Mixing duplicate attributes such as rel and property leads to strange results, so perhaps it's better to avoid. Though in some cases the HTML ones should be used together with RDFa ones: for instance, the link elements must have href attributes, so one gets limited to single plain URIs without prefixes in those, while they are the primary way to set document metadata – yet the property attribute is still handy to use.

DOCTYPE and DTDs

DOCTYPE is reduced to a "legacy string" now, but it is still there. And I have not found DTDs for HTML 5.

Sectioning

Explicit and semantic sectioning (section elements) looks neat, but I have not seen it actually being used by clients, and it complicates editing, so I ceased adding it.

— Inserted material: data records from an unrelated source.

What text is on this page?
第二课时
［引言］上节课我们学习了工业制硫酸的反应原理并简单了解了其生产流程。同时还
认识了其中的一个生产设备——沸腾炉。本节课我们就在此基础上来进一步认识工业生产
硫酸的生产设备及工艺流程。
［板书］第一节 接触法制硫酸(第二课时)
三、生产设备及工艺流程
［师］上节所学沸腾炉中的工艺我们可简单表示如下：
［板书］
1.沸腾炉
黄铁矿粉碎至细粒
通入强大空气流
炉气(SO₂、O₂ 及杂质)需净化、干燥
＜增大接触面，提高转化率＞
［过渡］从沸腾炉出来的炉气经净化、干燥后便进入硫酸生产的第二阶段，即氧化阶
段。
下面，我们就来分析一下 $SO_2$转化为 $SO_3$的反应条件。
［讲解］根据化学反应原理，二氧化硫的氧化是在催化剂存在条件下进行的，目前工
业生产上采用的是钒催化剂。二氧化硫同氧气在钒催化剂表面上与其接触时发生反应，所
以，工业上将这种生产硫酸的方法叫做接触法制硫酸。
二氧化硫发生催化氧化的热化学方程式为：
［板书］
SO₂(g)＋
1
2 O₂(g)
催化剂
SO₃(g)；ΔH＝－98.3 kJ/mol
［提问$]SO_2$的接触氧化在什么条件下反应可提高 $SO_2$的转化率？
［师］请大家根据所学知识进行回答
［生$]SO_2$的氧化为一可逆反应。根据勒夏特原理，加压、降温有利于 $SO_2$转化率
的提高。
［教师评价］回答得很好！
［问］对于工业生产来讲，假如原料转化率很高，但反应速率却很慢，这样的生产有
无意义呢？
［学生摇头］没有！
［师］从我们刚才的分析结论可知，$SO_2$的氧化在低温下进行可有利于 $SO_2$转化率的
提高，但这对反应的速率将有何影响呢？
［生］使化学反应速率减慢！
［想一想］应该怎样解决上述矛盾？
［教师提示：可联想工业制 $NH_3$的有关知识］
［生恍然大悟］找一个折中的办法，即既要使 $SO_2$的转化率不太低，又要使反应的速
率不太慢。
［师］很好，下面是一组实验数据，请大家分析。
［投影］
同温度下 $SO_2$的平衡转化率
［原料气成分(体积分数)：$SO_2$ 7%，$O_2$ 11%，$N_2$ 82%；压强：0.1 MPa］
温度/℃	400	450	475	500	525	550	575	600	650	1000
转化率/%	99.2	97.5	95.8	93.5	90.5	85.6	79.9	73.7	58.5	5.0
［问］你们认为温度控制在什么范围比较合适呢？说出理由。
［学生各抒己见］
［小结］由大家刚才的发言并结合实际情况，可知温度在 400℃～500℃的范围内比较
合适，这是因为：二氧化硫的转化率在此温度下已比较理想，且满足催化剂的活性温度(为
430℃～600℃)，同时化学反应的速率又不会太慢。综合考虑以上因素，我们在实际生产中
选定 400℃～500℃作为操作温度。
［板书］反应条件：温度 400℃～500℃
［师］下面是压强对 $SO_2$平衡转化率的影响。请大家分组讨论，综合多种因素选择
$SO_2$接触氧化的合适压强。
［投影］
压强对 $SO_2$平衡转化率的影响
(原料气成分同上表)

The header, footer, and nav elements also look neat on the first sight: one can put creation and modification dates there, license information, navigational links (just a "home" link would be sufficient for this website). But those are common enough for client software to deal with them based on metadata; otherwise it is like bloating the documents, but marking the bloat, so that it can be removed.

Editing and preprocessing

Hyperlinks make HTML editing awkward, so I composed the html-wysiwyg minor mode.

There is duplicate data in the documents, too much to write it manually each time. A skeleton document can be used, but it may get tricky to introduce global changes into the resulting documents then (though still possible to do reliably, since the data is structured). So I've composed an XSLT to translate a simpler XML into the resulting files, and published it in my homepage repository, along with XSLTs to produce indexes and atom feeds. Work with file paths gets a bit awkward with those.

Paragraphs are annoying to compose, but not sure if there's a reliable way to detect and mark those automatically. Though inserting them is easy in the emacs html-mode: likely because of the annoyance, their insertion is bound to C-c RET by default. "Skeleton commands" in general are handy when there is repetition.

Setting fill-column to 80 in .dir-locals.el helps to compensate for the nesting-caused indentation.